Before we think about stations in that area, it’s important to think about north-south configurations. The original plan for the line went up Pape Avenue. Pape is a good choice for a few reasons. The current plan for the Don Mills LRT has the line’s terminus at Pape station. Pape has little density itself, but it passes through the middle of a string of apartments along Cosburn Avenue. Finally, there is a clear path toward the Thorncliffe Park area that would be quite a detour if the line were to follow Coxwell Avenue. Coxwell doesn’t have much density either, so it’s not great. Broadview is too far west. Although it has density, it doesn’t service as large an area, and is already well-served by streetcars. Donlands is too close to Pape to be a better option.
I think the only decent alternative to Pape is Greenwood. It has less density than Pape, but it does have a clear route to the large Thorncliffe Park area. It makes available the Greenwood subway yard, and possibly most importantly, it would better alleviate congestion on the Danforth line by taking passengers off at an earlier point. These two points make Greenwood at least a decent candidate. Remember, this is all hypothetical, and 25 years away at least, so it’s possible by then that Greenwood would be a better choice.
I’m throwing my support behind Greenwood, but there is a potential snag: the Don River.
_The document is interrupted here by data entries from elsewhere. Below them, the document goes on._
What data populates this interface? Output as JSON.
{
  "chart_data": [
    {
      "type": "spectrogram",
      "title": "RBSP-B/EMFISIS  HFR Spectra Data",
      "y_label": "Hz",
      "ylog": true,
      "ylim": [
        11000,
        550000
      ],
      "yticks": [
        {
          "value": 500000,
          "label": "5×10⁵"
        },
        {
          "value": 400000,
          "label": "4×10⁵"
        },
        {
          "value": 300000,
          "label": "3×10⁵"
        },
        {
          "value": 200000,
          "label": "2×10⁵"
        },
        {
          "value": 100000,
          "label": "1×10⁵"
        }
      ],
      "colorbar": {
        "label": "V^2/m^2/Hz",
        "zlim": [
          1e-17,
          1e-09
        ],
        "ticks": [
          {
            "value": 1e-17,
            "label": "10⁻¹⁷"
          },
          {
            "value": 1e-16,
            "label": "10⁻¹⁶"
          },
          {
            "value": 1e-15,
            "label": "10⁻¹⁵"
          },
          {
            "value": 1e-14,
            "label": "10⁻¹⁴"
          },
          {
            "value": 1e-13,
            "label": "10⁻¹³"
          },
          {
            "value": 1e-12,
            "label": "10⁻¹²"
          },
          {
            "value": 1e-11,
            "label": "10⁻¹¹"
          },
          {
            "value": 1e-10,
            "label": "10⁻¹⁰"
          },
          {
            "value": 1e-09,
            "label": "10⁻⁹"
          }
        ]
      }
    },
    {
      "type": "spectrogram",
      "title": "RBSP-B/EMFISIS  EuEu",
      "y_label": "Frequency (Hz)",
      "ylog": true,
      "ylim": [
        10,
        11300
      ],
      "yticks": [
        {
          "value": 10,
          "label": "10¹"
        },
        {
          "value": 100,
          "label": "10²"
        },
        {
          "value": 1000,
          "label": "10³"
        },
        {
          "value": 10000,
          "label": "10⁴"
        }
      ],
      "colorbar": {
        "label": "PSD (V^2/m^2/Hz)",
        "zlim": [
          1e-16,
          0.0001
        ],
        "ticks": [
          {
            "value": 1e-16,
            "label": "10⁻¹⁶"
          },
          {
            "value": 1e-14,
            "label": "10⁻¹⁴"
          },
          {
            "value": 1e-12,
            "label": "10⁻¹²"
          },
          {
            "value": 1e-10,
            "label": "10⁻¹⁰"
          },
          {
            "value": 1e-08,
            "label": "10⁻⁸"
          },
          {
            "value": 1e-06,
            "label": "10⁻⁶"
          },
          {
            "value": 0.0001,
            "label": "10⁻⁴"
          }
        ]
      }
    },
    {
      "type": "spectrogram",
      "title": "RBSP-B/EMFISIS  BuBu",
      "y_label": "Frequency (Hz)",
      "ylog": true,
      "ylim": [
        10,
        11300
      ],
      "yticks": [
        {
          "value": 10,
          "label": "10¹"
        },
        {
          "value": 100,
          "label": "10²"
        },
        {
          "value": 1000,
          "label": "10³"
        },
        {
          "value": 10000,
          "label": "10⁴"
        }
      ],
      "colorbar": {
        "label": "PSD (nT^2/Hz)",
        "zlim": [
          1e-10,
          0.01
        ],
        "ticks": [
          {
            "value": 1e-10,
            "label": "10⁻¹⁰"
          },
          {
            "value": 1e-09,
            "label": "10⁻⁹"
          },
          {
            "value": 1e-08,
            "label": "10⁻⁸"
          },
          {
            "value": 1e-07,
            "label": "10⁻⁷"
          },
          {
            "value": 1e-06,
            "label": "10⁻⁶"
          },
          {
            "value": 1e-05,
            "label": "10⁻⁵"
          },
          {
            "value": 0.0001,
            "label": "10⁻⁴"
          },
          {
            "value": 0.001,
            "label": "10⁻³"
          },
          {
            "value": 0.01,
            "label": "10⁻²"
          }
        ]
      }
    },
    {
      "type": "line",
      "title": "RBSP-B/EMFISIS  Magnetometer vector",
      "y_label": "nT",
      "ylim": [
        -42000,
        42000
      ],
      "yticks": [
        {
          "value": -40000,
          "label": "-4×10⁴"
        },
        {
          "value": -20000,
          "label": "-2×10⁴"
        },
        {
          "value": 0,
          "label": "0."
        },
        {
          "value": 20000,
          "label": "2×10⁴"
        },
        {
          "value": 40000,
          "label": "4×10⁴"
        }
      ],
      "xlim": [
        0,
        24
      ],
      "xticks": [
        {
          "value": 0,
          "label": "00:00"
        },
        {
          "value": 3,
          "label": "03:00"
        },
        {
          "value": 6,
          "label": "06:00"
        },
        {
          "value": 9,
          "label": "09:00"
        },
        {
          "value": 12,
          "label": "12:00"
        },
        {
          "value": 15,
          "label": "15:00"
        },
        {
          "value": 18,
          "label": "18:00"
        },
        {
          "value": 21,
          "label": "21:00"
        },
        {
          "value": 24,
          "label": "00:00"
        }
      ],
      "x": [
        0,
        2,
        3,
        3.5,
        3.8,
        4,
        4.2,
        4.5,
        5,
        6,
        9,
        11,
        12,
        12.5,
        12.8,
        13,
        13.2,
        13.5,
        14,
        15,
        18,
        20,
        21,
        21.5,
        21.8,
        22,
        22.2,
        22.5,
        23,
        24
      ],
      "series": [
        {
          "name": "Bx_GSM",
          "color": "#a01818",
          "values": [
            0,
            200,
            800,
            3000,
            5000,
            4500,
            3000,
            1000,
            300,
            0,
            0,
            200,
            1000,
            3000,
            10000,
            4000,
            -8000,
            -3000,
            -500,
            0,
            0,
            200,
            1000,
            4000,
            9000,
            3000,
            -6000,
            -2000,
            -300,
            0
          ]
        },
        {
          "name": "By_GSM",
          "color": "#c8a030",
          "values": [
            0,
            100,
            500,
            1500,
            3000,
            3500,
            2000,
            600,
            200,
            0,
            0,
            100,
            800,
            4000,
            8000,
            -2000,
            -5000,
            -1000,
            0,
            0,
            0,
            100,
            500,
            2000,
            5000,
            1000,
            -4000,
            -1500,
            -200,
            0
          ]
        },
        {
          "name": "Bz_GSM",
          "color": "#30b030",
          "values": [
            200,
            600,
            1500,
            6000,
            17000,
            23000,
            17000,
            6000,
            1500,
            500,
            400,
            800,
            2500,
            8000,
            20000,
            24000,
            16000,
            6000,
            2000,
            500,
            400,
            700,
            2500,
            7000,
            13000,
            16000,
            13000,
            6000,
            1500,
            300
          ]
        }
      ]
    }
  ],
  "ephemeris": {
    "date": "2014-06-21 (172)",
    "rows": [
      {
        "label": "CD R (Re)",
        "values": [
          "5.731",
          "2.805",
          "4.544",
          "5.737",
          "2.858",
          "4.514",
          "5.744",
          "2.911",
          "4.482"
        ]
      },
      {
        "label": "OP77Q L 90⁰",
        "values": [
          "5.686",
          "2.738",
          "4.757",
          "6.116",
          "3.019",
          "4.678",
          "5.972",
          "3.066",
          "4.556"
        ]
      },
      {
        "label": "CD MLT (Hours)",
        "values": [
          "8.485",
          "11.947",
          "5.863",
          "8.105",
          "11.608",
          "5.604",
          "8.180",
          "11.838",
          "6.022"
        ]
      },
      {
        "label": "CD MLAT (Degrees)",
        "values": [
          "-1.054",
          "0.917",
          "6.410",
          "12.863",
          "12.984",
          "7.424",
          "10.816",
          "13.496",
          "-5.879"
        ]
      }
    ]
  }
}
Depending on environmental assessments and construction requirements, it may not be feasible to cross the river anywhere near there. If that were the case, Pape, if possible, would be the choice. It’s also annoying that Greenwood station is actually a block east, at Linsmore Crescent, but that can be worked around.
Greenwood! All right, but taking the line down Greenwood to Queen wouldn’t be ideal. A diagonal direction would be best here, because you can take a quicker path to save time on the commute. Only a couple of stations would be needed, possibly Queen/Broadview, Dundas/Carlaw, and Gerrard/Jones.
Finally, north of Danforth: only one station south of the river is needed, and it should be at Cosburn, because it’s central in the area. Cross the river to Thorncliffe, and then curve north east to Don Mills Road, where the line will continue north, until at least Eglinton, if not Sheppard. Don Mills is an obvious choice. It’s already slated for an LRT, but as long as I’m dreaming, I may as well make it a subway. If the Don Mills LRT does get built, it would be silly to stretch the DRL to Greenwood, so Pape Station would be the terminus.
Stations in the east end, continuing from the west:
Queen East (at Broadview)
Carlaw (at Dundas)
Gerrard (at Jones)
Cosburn (at Greenwood)
Thorncliffe Park (or “East York Centre”)
Overlea (at Don Mills)
Flemingdon Park (Don Mills at Eglinton)
The 503 streetcar line could be eliminated, and a lot of East York apartments would have excellent transit service, and hopefully could choose transit over driving.
In the next chapter, I’ll similarly analyze the west end of the line.